As for the food itself, the menu is a little odd and full of borderline throwbacks, like baked oysters, devils on horseback, broccoli gratin, and a dinosaur of a Shrimp Louie roll that we thought only still existed at places like Swan Oyster Depot. But none of the food feels like it’s here just for novelty’s sake (maybe the shrimp roll) - it all fits in, from the burger you could see yourself eating alone at the bar to that broccoli gratin that you’ll have no choice but to share with two people.
You could also come here with someone to just split a few small plates over cocktails and you’d leave happy because the small plates aren’t just an on-ramp to the bigger dishes, they’re just as good. When you eat the house chips and dips, you’ll keep going back and forth between the onion dip and the pate trying to decide which you like more, you’ll keep staring at your friend’s last bit of clam toast they haven’t eaten yet for some reason, and if the poisoned dates in Raiders of the Lost Ark were their devils on horseback, Indy would’ve happily eaten them anyway.
For the large plates, the burger is solid with a house-spicy sauce and a poppy seed bun, and the scallops are perfectly cooked. But the thing you need to pay attention to here is the pork chop. This is what a pork chop should be, perfectly grilled and with a lot of black pepper. There will be zero shame in you heart when you pick up the bone and gnaw at it once all the meat is gone. That’s how it is with nearly everything here - from the panzanella to the key lime pie, you won’t want to leave anything behind.
At a lot of neighborhood restaurants, you trade some quality for convenience, but at Violet’s that trade off is minimal. Really the worst that can happen to you here is that you end up waiting for a table, both because it’s small and because it’s good enough to be packed on a random Monday. But they take reservations, so if you plan ahead you’ll be fine. If you don’t live in the Richmond and don’t want to make the trip out here, you’ll just be making the wait times shorter for the people who do, and they’ll silently thank you as they have a cocktail with their pork chops, happy that they live nearby.
Fresh potato chips with roasted onion dip and duck liver pate. The pate can be a little salty sometimes, especially when you eat it with a salty chip, but it’s still really good pate. As for the onion dip, Ruffles doesn’t stand a chance.
These are dates wrapped in bacon and stuffed with blue cheese. They’re small, but the blue cheese has a big kick and they should be on your table.
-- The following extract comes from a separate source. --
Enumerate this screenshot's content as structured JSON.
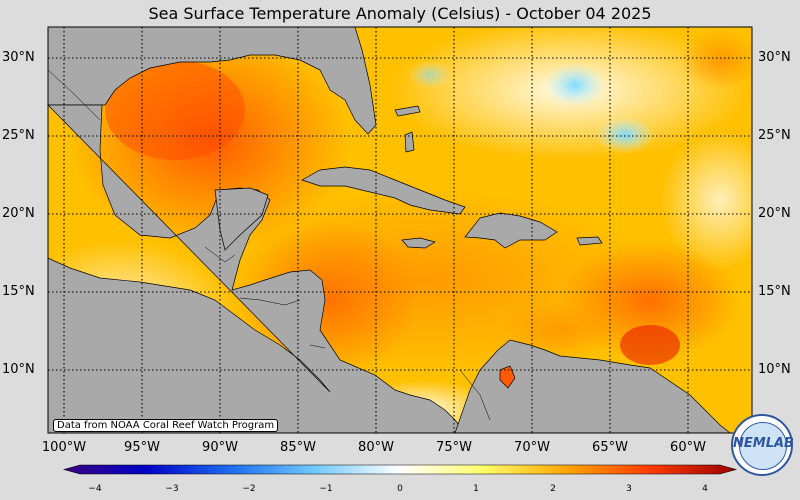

This is their burrata dish. The cheese is essentially the creamy inside to the burrata without the mozarella outside, and it comes with toasted bread, delicata squash, and persimmon. Pull out your phone’s timer and see how long this lasts.
Marinated clams with lemon aioli on thick slabs of bread. Really good, but not super vital.
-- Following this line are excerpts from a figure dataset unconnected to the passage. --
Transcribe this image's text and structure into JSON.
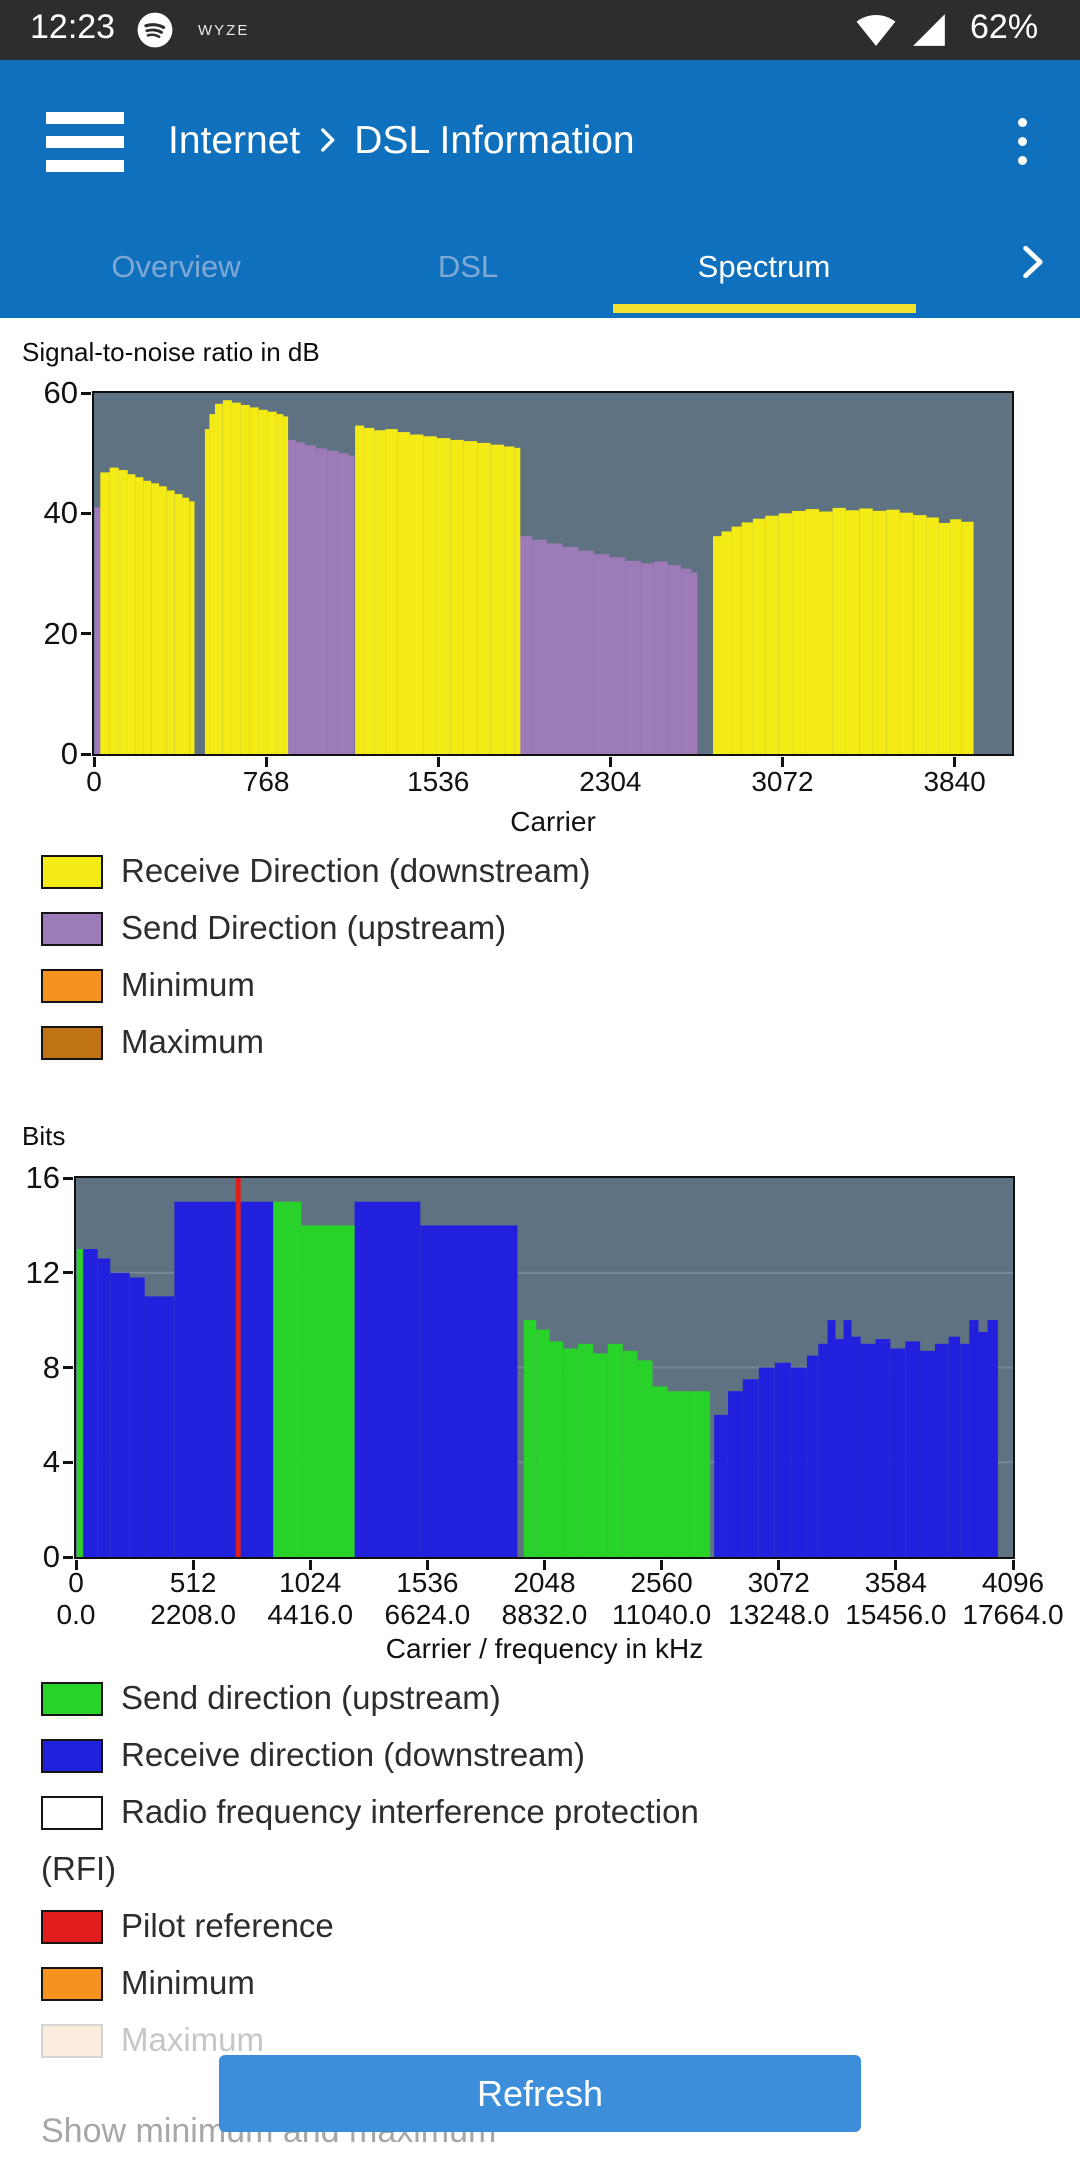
{
  "status_bar": {
    "time": "12:23",
    "app_icon": "spotify",
    "carrier_label": "WYZE",
    "battery": "62%"
  },
  "header": {
    "breadcrumb_root": "Internet",
    "breadcrumb_page": "DSL Information"
  },
  "tabs": [
    {
      "label": "Overview",
      "active": false
    },
    {
      "label": "DSL",
      "active": false
    },
    {
      "label": "Spectrum",
      "active": true
    }
  ],
  "footer": {
    "refresh": "Refresh",
    "show_minmax": "Show minimum and maximum"
  },
  "colors": {
    "status_bar": "#2d2d2d",
    "header_blue": "#0f71bd",
    "tab_inactive": "#7fa9d4",
    "active_tab_underline": "#f0e22e",
    "plot_background": "#5e7282",
    "refresh_button": "#3c8edb"
  },
  "chart_data": [
    {
      "type": "area",
      "title": "Signal-to-noise ratio in dB",
      "xlabel": "Carrier",
      "ylabel": "",
      "xlim": [
        0,
        4096
      ],
      "ylim": [
        0,
        60
      ],
      "xticks": [
        0,
        768,
        1536,
        2304,
        3072,
        3840
      ],
      "yticks": [
        0,
        20,
        40,
        60
      ],
      "plot_bg": "#5e7282",
      "series": [
        {
          "name": "Send Direction (upstream)",
          "color": "#9d7ab8",
          "segments": [
            [
              2,
              30,
              41
            ],
            [
              862,
              900,
              52.2
            ],
            [
              900,
              940,
              51.8
            ],
            [
              940,
              990,
              51.3
            ],
            [
              990,
              1040,
              50.8
            ],
            [
              1040,
              1090,
              50.4
            ],
            [
              1090,
              1135,
              50
            ],
            [
              1135,
              1162,
              49.6
            ],
            [
              1900,
              1955,
              36.2
            ],
            [
              1955,
              2020,
              35.6
            ],
            [
              2020,
              2090,
              35
            ],
            [
              2090,
              2160,
              34.4
            ],
            [
              2160,
              2230,
              33.8
            ],
            [
              2230,
              2300,
              33.2
            ],
            [
              2300,
              2370,
              32.7
            ],
            [
              2370,
              2440,
              32.1
            ],
            [
              2440,
              2500,
              31.7
            ],
            [
              2500,
              2560,
              32
            ],
            [
              2560,
              2620,
              31.4
            ],
            [
              2620,
              2665,
              30.8
            ],
            [
              2665,
              2692,
              30.2
            ]
          ]
        },
        {
          "name": "Receive Direction (downstream)",
          "color": "#f4ea15",
          "segments": [
            [
              28,
              70,
              46.8
            ],
            [
              70,
              110,
              47.6
            ],
            [
              110,
              150,
              47.2
            ],
            [
              150,
              185,
              46.5
            ],
            [
              185,
              220,
              46
            ],
            [
              220,
              255,
              45.4
            ],
            [
              255,
              290,
              45
            ],
            [
              290,
              325,
              44.5
            ],
            [
              325,
              360,
              43.8
            ],
            [
              360,
              395,
              43.2
            ],
            [
              395,
              425,
              42.6
            ],
            [
              425,
              448,
              42
            ],
            [
              495,
              515,
              54
            ],
            [
              515,
              540,
              56.5
            ],
            [
              540,
              575,
              58.2
            ],
            [
              575,
              615,
              58.8
            ],
            [
              615,
              655,
              58.4
            ],
            [
              655,
              695,
              58
            ],
            [
              695,
              735,
              57.6
            ],
            [
              735,
              775,
              57.2
            ],
            [
              775,
              815,
              56.9
            ],
            [
              815,
              845,
              56.5
            ],
            [
              845,
              866,
              56.1
            ],
            [
              1165,
              1205,
              54.6
            ],
            [
              1205,
              1250,
              54.2
            ],
            [
              1250,
              1300,
              53.8
            ],
            [
              1300,
              1355,
              54
            ],
            [
              1355,
              1410,
              53.5
            ],
            [
              1410,
              1470,
              53.1
            ],
            [
              1470,
              1530,
              52.8
            ],
            [
              1530,
              1590,
              52.5
            ],
            [
              1590,
              1650,
              52.2
            ],
            [
              1650,
              1710,
              52
            ],
            [
              1710,
              1770,
              51.7
            ],
            [
              1770,
              1830,
              51.4
            ],
            [
              1830,
              1875,
              51.1
            ],
            [
              1875,
              1902,
              50.9
            ],
            [
              2762,
              2800,
              36.2
            ],
            [
              2800,
              2845,
              37
            ],
            [
              2845,
              2890,
              37.8
            ],
            [
              2890,
              2940,
              38.5
            ],
            [
              2940,
              2995,
              39.1
            ],
            [
              2995,
              3055,
              39.6
            ],
            [
              3055,
              3115,
              40
            ],
            [
              3115,
              3175,
              40.4
            ],
            [
              3175,
              3235,
              40.7
            ],
            [
              3235,
              3295,
              40.3
            ],
            [
              3295,
              3355,
              40.9
            ],
            [
              3355,
              3415,
              40.5
            ],
            [
              3415,
              3475,
              40.8
            ],
            [
              3475,
              3535,
              40.4
            ],
            [
              3535,
              3595,
              40.6
            ],
            [
              3595,
              3655,
              40.1
            ],
            [
              3655,
              3715,
              39.7
            ],
            [
              3715,
              3770,
              39.3
            ],
            [
              3770,
              3820,
              38.4
            ],
            [
              3820,
              3870,
              39
            ],
            [
              3870,
              3925,
              38.6
            ]
          ]
        }
      ],
      "legend": [
        {
          "label": "Receive Direction (downstream)",
          "color": "#f4ea15"
        },
        {
          "label": "Send Direction (upstream)",
          "color": "#9d7ab8"
        },
        {
          "label": "Minimum",
          "color": "#f6921e"
        },
        {
          "label": "Maximum",
          "color": "#bf7315"
        }
      ]
    },
    {
      "type": "area",
      "title": "Bits",
      "xlabel": "Carrier / frequency in kHz",
      "ylabel": "",
      "xlim": [
        0,
        4096
      ],
      "ylim": [
        0,
        16
      ],
      "xticks": [
        0,
        512,
        1024,
        1536,
        2048,
        2560,
        3072,
        3584,
        4096
      ],
      "xticks2": [
        "0.0",
        "2208.0",
        "4416.0",
        "6624.0",
        "8832.0",
        "11040.0",
        "13248.0",
        "15456.0",
        "17664.0"
      ],
      "yticks": [
        0,
        4,
        8,
        12,
        16
      ],
      "gridlines_y": [
        4,
        8,
        12
      ],
      "plot_bg": "#5e7282",
      "pilot": {
        "x": 709,
        "color": "#e21d1d",
        "label": "Pilot reference"
      },
      "series": [
        {
          "name": "Receive direction (downstream)",
          "color": "#2121dd",
          "segments": [
            [
              32,
              95,
              13
            ],
            [
              95,
              150,
              12.6
            ],
            [
              150,
              235,
              12
            ],
            [
              235,
              300,
              11.8
            ],
            [
              300,
              430,
              11
            ],
            [
              430,
              862,
              15
            ],
            [
              1218,
              1505,
              15
            ],
            [
              1505,
              1930,
              14
            ],
            [
              2790,
              2850,
              6
            ],
            [
              2850,
              2915,
              7
            ],
            [
              2915,
              2985,
              7.5
            ],
            [
              2985,
              3055,
              8
            ],
            [
              3055,
              3125,
              8.2
            ],
            [
              3125,
              3195,
              8
            ],
            [
              3195,
              3245,
              8.5
            ],
            [
              3245,
              3285,
              9
            ],
            [
              3285,
              3320,
              10
            ],
            [
              3320,
              3355,
              9.2
            ],
            [
              3355,
              3390,
              10
            ],
            [
              3390,
              3430,
              9.3
            ],
            [
              3430,
              3495,
              9
            ],
            [
              3495,
              3560,
              9.2
            ],
            [
              3560,
              3625,
              8.8
            ],
            [
              3625,
              3690,
              9.1
            ],
            [
              3690,
              3755,
              8.7
            ],
            [
              3755,
              3815,
              9
            ],
            [
              3815,
              3865,
              9.3
            ],
            [
              3865,
              3905,
              9
            ],
            [
              3905,
              3945,
              10
            ],
            [
              3945,
              3985,
              9.5
            ],
            [
              3985,
              4030,
              10
            ]
          ]
        },
        {
          "name": "Send direction (upstream)",
          "color": "#29d229",
          "segments": [
            [
              4,
              30,
              13
            ],
            [
              862,
              985,
              15
            ],
            [
              985,
              1218,
              14
            ],
            [
              1958,
              2012,
              10
            ],
            [
              2012,
              2070,
              9.6
            ],
            [
              2070,
              2130,
              9.1
            ],
            [
              2130,
              2195,
              8.8
            ],
            [
              2195,
              2260,
              9
            ],
            [
              2260,
              2325,
              8.6
            ],
            [
              2325,
              2390,
              9
            ],
            [
              2390,
              2455,
              8.7
            ],
            [
              2455,
              2520,
              8.3
            ],
            [
              2520,
              2585,
              7.2
            ],
            [
              2585,
              2680,
              7
            ],
            [
              2680,
              2772,
              7
            ]
          ]
        }
      ],
      "legend": [
        {
          "label": "Send direction (upstream)",
          "color": "#29d229"
        },
        {
          "label": "Receive direction (downstream)",
          "color": "#2121dd"
        },
        {
          "label": "Radio frequency interference protection (RFI)",
          "color": "#ffffff"
        },
        {
          "label": "Pilot reference",
          "color": "#e21d1d"
        },
        {
          "label": "Minimum",
          "color": "#f6921e"
        },
        {
          "label": "Maximum",
          "color": "#f9ecdc",
          "faded": true
        }
      ]
    }
  ]
}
You’ll pray for a cold or rainy day so you can justifiably eat this cheesy, nostalgic casserole from 1963.
A little cold, but they’re good Southern biscuits, and the cultured butter and honey they’re served with save them.
A solid burger with house-spicy sauce and crispy fries. If you’re in the mood for a burger, no one’s stopping you.
The setup on this dish changes, but the scallops are always great. The pesto white beans and tomato version is a complete winner.
This is a pork chop.
Some key lime pie is so sour that your face sucks itself inside out. This one is not that. It’s not too sweet, not too sour, and way better than that freezer-burned Ben and Jerry’s back at your place.